This week, I thought I’d offer a brief diversion from cooking kids food for kids. It is Valentine’s week and therefore an opportunity to cook something rich and warm for the grown-up love of your life, after your beloved offspring have been tucked up in bed.
If the question is “What’s for dinner?”, the answer is “Romance”…
Without sounding like Scrooge at Christmas, I’ve never been one for going out for an overpriced and over-busy dinner on Valentine’s Day. To me it is like New Year’s Eve: too many people forcing themselves to have “fun.” I just can’t bear seeing a restaurant full of tables for two: I find it eery, all those silent couples.
Instead, I much prefer to stay home, open a bottle of red wine and make something deliciously voluptuous: a dish to seduce the senses… and perhaps more…

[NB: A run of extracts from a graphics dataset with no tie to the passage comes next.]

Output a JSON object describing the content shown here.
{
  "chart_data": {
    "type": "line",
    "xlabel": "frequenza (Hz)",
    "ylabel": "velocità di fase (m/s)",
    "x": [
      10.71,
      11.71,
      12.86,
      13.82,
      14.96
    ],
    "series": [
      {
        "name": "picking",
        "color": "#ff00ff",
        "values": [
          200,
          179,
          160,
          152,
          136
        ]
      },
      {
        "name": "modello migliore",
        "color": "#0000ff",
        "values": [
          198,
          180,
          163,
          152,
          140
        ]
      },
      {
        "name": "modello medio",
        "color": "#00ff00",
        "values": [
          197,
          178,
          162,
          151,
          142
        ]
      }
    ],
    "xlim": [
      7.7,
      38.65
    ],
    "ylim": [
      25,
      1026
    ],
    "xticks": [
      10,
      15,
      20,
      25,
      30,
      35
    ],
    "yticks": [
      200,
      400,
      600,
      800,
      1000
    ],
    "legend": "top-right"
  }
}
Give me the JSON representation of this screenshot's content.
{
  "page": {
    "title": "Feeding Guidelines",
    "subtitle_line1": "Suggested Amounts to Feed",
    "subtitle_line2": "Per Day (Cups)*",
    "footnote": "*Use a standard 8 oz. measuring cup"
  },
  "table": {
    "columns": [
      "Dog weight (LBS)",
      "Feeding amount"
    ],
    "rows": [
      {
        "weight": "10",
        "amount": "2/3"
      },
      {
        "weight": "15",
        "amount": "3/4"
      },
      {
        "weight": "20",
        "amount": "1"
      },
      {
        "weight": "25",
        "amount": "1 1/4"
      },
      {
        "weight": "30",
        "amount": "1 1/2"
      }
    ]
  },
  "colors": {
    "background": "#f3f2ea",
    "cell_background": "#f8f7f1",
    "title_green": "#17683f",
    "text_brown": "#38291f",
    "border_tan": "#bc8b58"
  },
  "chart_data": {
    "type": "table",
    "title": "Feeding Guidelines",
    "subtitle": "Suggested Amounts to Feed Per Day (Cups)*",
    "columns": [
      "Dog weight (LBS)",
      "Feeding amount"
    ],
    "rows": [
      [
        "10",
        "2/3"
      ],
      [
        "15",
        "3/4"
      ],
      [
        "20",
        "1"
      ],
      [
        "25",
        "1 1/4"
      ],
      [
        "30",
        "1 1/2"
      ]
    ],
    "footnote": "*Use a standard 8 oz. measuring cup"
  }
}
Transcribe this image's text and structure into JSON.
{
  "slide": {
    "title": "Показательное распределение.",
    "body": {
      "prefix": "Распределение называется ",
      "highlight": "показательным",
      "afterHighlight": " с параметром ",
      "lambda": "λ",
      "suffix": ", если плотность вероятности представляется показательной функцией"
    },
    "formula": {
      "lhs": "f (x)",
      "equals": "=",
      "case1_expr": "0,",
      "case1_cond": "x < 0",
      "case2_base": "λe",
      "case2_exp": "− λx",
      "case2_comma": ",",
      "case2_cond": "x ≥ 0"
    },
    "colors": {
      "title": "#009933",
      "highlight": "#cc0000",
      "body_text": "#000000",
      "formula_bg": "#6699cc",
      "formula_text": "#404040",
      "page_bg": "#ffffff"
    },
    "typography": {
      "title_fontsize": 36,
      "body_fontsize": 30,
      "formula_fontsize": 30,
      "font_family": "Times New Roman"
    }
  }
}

So to that end, I’m delighted to share this delicious dish with you: beef in red wine sauce, or, as our sensuous French cousins call it, Boeuf Bourgignon. Hearty, earthy and rich: Ooh là là.
Technically, this dish is not an authentic boeuf bourgignon, as the traditional recipe calls for the inclusion of bacon. This recipe tries to keep it simple, but feel free to add it, just fry after you’ve fried the beef. The beef is cooked for a long time so it just falls apart on your fork, so there is no need for expensive cuts; chuck works well, just cut off any excess fat.
Also, if you follow the recipe, the red wine should be burned off in cooking, leaving flavor but no alcohol and leaving you feel free to serve to your little ones if required. My kids loved this with buttered pasta noodles. But seriously? Give them a PBJ and send them to bed early.
You can make this dish a day in advance so you won’t be getting all hot and bothered in the kitchen on Valentine’s Day. Unless of course getting all hot and bothered in the kitchen on Valentine’s Day is on the menu…
- 2 lb stewing beef, cut into 2” pieces
- 1 tbsp olive oil
- 1 carrot, peeled and sliced
- 1 stick of celery, chopped
- 1 onion, finely chopped
- 2 tbsp flour
- 1 tbsp butter
- 3 cups of a full-bodied red wine
- 2-3 cups beef stock
- 2 cloves garlic
- ½ tsp dried thyme
- ½ tsp dried rosemary
- 1 bay leaf
- 2 cups small mushrooms, cleaned and quartered
Dry the beef in paper towels; it will not brown if it is damp. Heat the oil in a skillet and fry the beef a few pieces at a time. Remove with a slotted spoon and put in a casserole dish or a slow cooker.
In the same fat, fry the onions, carrots and celery for a few minutes until soft. Then add the butter and fry the mushrooms until they are soft. Add the garlic and cook for another minute. Sprinkle with flour and cook for a further 2 minutes. Add the wine and stock, stirring continuously and bring to the boil. Season with salt and pepper and add the herbs. Pour the mixture over the beef either in your slow cooker or a casserole dish.
If using a slow cooker, cook for 4 hours on high or 6 hours on low. Otherwise if you don’t have a slow cooker, put the covered casserole dish in a preheated oven (heated to 325 degrees). Cook in the oven for 2 ½ hours to 3 hours. Whichever way you cook it, it is done when the meat is tender.
The flavors develop better if made at least a day in advance. Reheat thoroughly and serve with potatoes, rice or noodles.